To calculate the probability, we need to consider the different scenarios where at least 2 girls audition for the same part. It's a bit like trying to find the probability of someone stepping on a Lego piece in the dark – not a fun situation!
First, let's calculate the probability of no girls auditioning for the same part. Since there are 12 roles and 7 girls, each girl can choose a different role each time, like a bunch of scattered puzzle pieces. So the first girl has 12 options, the second girl has 11 options, and so on. The probability is:
(12/12) * (11/12) * (10/12) * (9/12) * (8/12) * (7/12) * (6/12)
Now, we subtract this probability from 1 to find the probability of at least 2 girls auditioning for the same part.
1 - ((12/12) * (11/12) * (10/12) * (9/12) * (8/12) * (7/12) * (6/12))

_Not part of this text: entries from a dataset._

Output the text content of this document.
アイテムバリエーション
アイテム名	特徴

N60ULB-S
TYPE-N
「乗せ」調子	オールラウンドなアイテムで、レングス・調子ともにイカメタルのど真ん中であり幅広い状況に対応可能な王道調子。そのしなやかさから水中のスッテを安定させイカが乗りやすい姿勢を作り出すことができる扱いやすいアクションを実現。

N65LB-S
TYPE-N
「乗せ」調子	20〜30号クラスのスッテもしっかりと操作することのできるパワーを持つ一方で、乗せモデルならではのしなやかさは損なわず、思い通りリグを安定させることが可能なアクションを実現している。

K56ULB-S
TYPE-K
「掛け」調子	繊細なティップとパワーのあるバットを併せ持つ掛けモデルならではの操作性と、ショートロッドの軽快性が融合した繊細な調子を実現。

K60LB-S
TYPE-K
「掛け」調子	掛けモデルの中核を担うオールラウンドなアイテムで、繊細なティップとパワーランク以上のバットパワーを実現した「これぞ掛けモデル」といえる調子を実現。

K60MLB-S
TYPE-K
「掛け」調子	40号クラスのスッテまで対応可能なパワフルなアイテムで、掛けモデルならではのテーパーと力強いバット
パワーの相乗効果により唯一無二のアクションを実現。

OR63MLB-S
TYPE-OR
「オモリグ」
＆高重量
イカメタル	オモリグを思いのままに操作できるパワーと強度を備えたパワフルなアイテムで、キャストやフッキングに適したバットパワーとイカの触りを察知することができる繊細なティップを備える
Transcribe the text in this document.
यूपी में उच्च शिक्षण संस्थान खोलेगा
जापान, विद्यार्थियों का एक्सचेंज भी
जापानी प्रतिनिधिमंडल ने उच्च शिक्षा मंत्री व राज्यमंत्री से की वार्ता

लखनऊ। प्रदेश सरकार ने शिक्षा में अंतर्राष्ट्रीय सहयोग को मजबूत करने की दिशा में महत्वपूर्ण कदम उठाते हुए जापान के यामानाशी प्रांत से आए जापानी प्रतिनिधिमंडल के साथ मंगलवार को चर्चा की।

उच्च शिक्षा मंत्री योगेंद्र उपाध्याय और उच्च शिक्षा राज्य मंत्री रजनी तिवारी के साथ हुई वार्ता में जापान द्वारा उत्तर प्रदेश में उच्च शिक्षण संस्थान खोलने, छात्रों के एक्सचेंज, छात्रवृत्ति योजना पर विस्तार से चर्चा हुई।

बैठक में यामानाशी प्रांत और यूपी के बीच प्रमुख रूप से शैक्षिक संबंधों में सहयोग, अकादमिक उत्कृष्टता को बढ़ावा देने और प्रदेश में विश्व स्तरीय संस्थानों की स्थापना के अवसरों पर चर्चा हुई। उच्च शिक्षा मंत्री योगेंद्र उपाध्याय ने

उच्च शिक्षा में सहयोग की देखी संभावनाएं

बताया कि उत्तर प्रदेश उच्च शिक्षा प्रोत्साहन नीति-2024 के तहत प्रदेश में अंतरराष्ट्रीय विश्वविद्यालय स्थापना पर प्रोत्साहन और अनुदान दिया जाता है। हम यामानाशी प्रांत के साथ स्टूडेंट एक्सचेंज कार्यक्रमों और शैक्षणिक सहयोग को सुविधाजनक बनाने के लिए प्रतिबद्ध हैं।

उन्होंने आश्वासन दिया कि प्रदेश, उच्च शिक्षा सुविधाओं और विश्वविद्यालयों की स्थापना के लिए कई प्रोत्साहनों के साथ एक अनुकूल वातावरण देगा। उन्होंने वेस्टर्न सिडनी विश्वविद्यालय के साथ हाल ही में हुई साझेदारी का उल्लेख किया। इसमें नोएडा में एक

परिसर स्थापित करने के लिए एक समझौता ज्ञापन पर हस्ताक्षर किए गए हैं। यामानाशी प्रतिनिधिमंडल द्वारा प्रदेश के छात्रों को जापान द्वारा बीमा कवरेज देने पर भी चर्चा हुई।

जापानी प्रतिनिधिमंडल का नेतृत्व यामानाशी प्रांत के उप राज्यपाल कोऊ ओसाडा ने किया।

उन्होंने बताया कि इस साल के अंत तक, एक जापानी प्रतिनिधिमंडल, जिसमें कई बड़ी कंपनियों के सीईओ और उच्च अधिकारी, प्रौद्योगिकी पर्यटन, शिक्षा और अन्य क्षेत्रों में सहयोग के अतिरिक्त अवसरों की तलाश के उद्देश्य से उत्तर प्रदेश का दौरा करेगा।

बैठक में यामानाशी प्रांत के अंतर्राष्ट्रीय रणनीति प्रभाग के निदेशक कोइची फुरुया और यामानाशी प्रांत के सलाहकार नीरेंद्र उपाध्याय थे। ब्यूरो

And voila! That's the probability you're looking for. But remember, this is just a mathematical estimation – in reality, auditions can be unpredictable. Just make sure to bring some popcorn and a clown like me to lighten the mood if anything goes awry!
To calculate the probability that at least 2 of the girls audition for the same part, we need to determine all the possible combinations of girls that can audition for different roles.
Let's break it down step by step:
1. Determine the total number of possible outcomes: Since there are 12 roles available, each girl can choose any one of the 12 roles. So, the total number of possible outcomes is 12 raised to the power of 7 (12^7 or 12 x 12 x 12 x 12 x 12 x 12 x 12).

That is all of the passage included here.